Social morality is, like private morality, founded upon utility. As nothing is intrinsically right or wrong in private life, so nothing is intrinsically just or unjust in social life. "Justice has no independent existence: it results from mutual contracts, and establishes itself wherever there is a mutual engagement to guard against doing or sustaining any injury. Injustice is not intrinsically bad; it has this character only because there is joined with it the fear of not escaping those who are appointed to punish actions marked with this character." [779] Society is thus a contract--an agreement to promote each other's happiness. And inasmuch as the happiness of the individual depends in a great degree upon the general happiness, the essence of his ethical system, in its political aspects, is contained in inculcating "the greatest happiness of the greatest number."
If you ask Epicurus what a man shall do when it is clearly his immediate interest to violate the social contract, he would answer, that if your general interest is secured by always observing it, you must make momentary sacrifices for the sake of future good. But "when, in consequence of new circumstances, a thing which has been pronounced just does not any longer appear to agree with utility, the thing which was just... ceases to be just the moment it ceases to be useful." [780] So that self-interest is still the basis of all virtue. And if, by the performance of duty, you are exposed to great suffering, and especially to death, you are perfectly justified in the violation of any and all contracts. Such is the social morality of Epicurus.
With coarse and energetic minds the doctrine of Epicurus would inevitably lead to the grossest sensuality and crime; with men whose temperament was more apathetic, or whose tastes were more pure, it would develop a refined selfishness-- a perfect egoism, which Epicurus has adorned with the name "tranquillity of mind--impassibility," (ἀταραξία). [781]
[Footnote 779: ][ (return) ] "Fundamental Maxims," Nos. 35, 36.
[Footnote 780: ][ (return) ] Ibid., No. 41.
[Footnote 781: ][ (return) ] It is scarcely necessary to discuss the question whether, by making pleasure the standard of right, Epicurus intended to encourage what is usually called sensuality. He earnestly protested against any such unfavorable interpretation of his doctrine:--"When we say that pleasure is a chief good, we are not speaking of the pleasures of the debauched man, or those which lie in sensual enjoyment, as some think who are ignorant, and who do not entertain our opinions, or else interpret them perversely; but we mean the freedom of the body from pain, and the soul from confusion" ("Epicurus to Menæceus," in Diogenes Laertius, "Lives," bk. x. ch. xxvii.). The most obvious tendency of this doctrine is to extreme selfishness, rather than extreme sensuality--a selfishness which prefers one's own comfort and case to every other consideration.

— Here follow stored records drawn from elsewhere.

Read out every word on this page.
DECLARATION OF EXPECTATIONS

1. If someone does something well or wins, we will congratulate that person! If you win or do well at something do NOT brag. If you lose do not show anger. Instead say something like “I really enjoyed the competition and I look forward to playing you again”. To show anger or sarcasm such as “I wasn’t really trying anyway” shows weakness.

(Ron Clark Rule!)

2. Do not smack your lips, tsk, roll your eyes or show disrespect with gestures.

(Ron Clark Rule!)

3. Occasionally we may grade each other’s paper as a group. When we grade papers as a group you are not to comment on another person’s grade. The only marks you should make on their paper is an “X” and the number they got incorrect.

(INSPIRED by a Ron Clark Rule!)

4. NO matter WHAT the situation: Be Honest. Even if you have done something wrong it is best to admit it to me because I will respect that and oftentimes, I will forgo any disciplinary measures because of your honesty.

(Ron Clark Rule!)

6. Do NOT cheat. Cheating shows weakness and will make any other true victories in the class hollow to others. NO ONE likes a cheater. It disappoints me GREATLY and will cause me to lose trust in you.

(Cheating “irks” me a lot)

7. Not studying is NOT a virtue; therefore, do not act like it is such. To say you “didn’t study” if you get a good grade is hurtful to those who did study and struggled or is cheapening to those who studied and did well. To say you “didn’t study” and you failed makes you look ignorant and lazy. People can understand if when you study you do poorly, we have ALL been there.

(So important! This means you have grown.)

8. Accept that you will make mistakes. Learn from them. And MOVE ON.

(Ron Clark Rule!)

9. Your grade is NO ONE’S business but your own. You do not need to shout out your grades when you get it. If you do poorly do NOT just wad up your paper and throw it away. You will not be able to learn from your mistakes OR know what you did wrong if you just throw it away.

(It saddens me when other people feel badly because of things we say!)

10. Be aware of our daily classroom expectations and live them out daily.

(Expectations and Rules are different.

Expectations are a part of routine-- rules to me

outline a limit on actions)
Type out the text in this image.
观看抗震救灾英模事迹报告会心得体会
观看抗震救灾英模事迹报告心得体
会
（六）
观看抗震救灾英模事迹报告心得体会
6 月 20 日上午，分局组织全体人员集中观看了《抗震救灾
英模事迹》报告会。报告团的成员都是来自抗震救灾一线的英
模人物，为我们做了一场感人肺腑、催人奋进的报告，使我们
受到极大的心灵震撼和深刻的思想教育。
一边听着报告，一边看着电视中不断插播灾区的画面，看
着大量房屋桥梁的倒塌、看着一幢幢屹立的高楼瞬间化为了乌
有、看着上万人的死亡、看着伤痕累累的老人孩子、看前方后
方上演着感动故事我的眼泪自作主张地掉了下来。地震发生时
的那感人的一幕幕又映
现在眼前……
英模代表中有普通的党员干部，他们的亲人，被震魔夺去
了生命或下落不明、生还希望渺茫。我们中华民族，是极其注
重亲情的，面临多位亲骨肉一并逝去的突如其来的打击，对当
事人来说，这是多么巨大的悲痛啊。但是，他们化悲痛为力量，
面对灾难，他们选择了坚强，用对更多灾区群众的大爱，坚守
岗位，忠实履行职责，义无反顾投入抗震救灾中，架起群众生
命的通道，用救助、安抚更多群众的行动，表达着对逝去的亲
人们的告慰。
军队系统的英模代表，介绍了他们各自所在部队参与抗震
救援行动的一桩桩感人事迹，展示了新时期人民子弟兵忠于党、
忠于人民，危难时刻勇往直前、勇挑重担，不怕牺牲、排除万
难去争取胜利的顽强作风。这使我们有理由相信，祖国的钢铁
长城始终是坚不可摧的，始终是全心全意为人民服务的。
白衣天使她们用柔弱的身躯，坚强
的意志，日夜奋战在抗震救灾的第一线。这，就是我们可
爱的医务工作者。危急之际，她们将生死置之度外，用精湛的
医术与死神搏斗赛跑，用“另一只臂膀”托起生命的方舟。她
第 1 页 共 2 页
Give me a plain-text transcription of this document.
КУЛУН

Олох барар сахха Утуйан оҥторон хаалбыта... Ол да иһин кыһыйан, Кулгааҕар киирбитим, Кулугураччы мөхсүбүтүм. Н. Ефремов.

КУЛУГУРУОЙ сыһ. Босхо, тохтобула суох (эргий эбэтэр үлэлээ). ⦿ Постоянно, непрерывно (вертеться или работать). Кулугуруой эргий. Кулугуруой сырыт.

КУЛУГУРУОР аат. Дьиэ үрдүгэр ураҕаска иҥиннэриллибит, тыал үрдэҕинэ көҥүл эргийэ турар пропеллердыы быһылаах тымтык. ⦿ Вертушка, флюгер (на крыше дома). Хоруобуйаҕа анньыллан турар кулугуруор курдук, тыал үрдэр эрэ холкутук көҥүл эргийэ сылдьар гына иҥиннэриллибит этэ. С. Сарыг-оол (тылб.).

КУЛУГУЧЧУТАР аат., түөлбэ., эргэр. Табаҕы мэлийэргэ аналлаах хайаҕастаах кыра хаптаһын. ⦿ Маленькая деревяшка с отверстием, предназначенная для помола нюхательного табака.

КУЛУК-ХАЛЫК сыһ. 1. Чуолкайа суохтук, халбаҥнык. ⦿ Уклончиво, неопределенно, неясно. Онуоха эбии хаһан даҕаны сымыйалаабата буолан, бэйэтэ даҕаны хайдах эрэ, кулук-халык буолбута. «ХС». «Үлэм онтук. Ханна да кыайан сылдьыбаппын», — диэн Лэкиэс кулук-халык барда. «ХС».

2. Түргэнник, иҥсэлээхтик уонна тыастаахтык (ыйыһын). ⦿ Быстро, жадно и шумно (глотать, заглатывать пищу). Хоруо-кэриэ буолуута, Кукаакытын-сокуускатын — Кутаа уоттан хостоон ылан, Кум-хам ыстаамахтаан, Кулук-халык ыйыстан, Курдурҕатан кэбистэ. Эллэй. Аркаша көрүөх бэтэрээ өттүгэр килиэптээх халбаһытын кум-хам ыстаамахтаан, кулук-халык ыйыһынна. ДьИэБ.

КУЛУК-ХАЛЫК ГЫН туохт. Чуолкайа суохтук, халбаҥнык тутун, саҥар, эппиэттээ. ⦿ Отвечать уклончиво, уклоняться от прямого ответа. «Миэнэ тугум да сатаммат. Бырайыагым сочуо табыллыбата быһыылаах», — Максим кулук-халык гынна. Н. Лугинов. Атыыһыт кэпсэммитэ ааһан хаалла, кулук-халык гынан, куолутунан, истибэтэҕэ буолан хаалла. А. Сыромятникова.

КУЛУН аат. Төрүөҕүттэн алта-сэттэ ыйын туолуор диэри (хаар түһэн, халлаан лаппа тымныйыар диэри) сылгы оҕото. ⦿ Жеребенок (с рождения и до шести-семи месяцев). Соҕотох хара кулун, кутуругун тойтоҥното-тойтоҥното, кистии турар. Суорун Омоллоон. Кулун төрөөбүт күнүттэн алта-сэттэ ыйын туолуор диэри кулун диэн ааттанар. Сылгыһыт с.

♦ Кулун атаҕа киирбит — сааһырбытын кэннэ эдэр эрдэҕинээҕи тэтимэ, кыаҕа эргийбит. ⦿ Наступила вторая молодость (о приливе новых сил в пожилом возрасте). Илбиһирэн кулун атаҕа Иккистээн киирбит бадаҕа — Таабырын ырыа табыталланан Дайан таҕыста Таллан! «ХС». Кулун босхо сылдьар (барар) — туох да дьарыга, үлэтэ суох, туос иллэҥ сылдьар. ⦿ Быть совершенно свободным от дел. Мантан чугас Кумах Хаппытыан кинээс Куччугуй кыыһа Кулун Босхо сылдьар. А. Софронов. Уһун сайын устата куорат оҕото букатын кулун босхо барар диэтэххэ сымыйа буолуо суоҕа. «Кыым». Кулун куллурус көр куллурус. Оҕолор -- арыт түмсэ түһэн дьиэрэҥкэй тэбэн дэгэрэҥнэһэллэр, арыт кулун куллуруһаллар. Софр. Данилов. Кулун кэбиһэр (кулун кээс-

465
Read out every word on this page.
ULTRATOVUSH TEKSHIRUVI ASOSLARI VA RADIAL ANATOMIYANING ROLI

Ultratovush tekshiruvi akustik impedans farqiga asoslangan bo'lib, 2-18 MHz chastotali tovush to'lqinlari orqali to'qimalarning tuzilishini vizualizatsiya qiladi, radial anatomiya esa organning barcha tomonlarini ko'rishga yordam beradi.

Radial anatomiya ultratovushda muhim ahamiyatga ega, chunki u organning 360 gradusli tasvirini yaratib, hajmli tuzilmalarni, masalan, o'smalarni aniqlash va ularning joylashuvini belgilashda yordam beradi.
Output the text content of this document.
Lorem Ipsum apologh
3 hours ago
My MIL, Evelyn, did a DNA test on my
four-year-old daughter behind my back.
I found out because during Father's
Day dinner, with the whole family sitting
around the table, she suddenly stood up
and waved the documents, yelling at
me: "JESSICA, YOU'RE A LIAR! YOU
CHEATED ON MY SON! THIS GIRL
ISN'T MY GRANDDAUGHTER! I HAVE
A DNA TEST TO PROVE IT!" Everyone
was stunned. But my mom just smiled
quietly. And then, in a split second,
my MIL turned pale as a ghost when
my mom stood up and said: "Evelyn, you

As to the personal character of Epicurus, opinions have been divided both in ancient and modern times. By some the garden has been called a "sty." Epicurus has been branded as a libertine, and the name "Epicurean" has, in almost all languages, become the synonym of sensualism. Diogenes Laertius repels all the imputations which are cast upon the moral character of his favorite author, and ascribes them to the malignity and falsehood of the Stoics. "The most modern criticism seems rather inclined to revert to the vulgar opinion respecting him, rejecting, certainly with good reason, the fanatical panegyrics of some French and English writers of the last century. Upon the whole, we are inclined to believe that Epicurus was an apathetic, decorous, formal man, who was able, without much difficulty, to cultivate a measured and even habit of mind, who may have occasionally indulged in sensual gratifications to prove that he thought them lawful, but who generally preferred, as a matter of taste, the exercises of the intellect to the more violent forms of self-indulgence. And this life, it seems to us, would be most consistent with his opinions. To avoid commotion, to make the stream of life flow on as easily as possible, was clearly the aim of his philosophy."-- Maurice's "Ancient Philosophy," p. 236.
To secure this highest kind of happiness--this pure impassivity, it was necessary to get rid of all superstitious fears of death, of supernatural beings, and of a future retribution. [782] The chief causes of man's misery are his illusions, his superstitions, and his prejudices. "That which principally contributes to trouble the spirit of men, is the persuasion which they cherish that the stars are beings imperishable and happy (i.e., that they are gods), and that then our thoughts and actions are contrary to the will of those superior beings; they also, being deluded by these fables, apprehend an eternity of evils, they fear the insensibility of death, as though that could affect them...." "The real freedom from this kind of trouble consists in being emancipated from all these things." [783] And this emancipation is to be secured by the study of philosophy-- that is, of that philosophy which explains every thing on natural or physical principles, and excludes all supernatural powers.
[Footnote 782: ][ (return) ] Lucretius, "On the Nature of Things," bk. i. 1. 100-118.